Time stands still at FC Bayern Munich. The club has colored its website in black and white: “FC Bayern mourns Franz Beckenbauer.” On the Monday evening after the death was announced, someone placed a flower arrangement in front of the office on Säbener Strasse and lit a candle.
From 1964 to 1977, Beckenbauer played for FC Bayern, brought practically all football titles to Munich as a player and coach, led the national team to World Cup success and brought the 2006 world tournament to Germany – with six sold-out games in the Fröttmaninger Arena. A big memorial service should now take place there, suggests ex-Bayern boss Karl-Heinz Rummenigge.
Munich’s mayor Dieter Reiter (SPD), an avowed FC Bayern supporter, is dismayed: “The news of Franz Beckenbauer’s death hits me very hard. An era is coming to an end with him. He was an exceptional footballer, a world star, a successful one Team boss, coach and a great role model for so many football fans. What remains are his sporting successes, his great team spirit and his inspiration for generations of football players. We will miss him, our ‘Kaiser’ – personally I will miss the conversations with him. I wish his wife and children a lot of strength during this difficult time.” Will there soon be a Franz-Beckenbauer-Platz in Munich?
Franz Beckenbauer grew up in the post-war period at Zugspitzstrasse 6 in the Giesing district. At times, eight of the Beckenbauers lived there in the apartment on the fourth floor.
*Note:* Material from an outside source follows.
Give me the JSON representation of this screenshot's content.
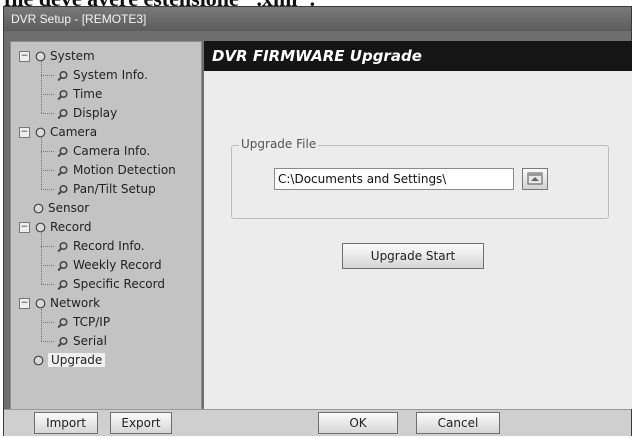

As a boy, he once said, he collected rags and scrap iron to exchange a fabric ball for a real leather ball. This is how his world football career started.
On Monday evening someone placed a candle and a note in front of Beckenbauer’s first home address. “Thank you, Franz!” it simply says. The two former FC Bayern players and 2014 world champions Philipp Lahm and Bastian Schweinsteiger are also mourning the death of the “Kaiser”.
Beckenbauer is the greatest figure “that German football has ever produced,” wrote Lahm on Portal X (formerly Twitter). The 2014 World Cup captain added that Beckenbauer was “infinitely far” ahead of his time as a player. “The 2006 World Cup, the summer fairy tale, taught a self-critical nation to like itself again,” wrote Lahm. This huge social success would not have been possible without Franz. He is “infinitely grateful that I was able to be part of it.”
Bastian Schweinsteiger, who also played at the 2006 World Cup in Germany, wrote: “Thank you for everything, Kaiser – I will never forget you! Rest in peace, Franz.”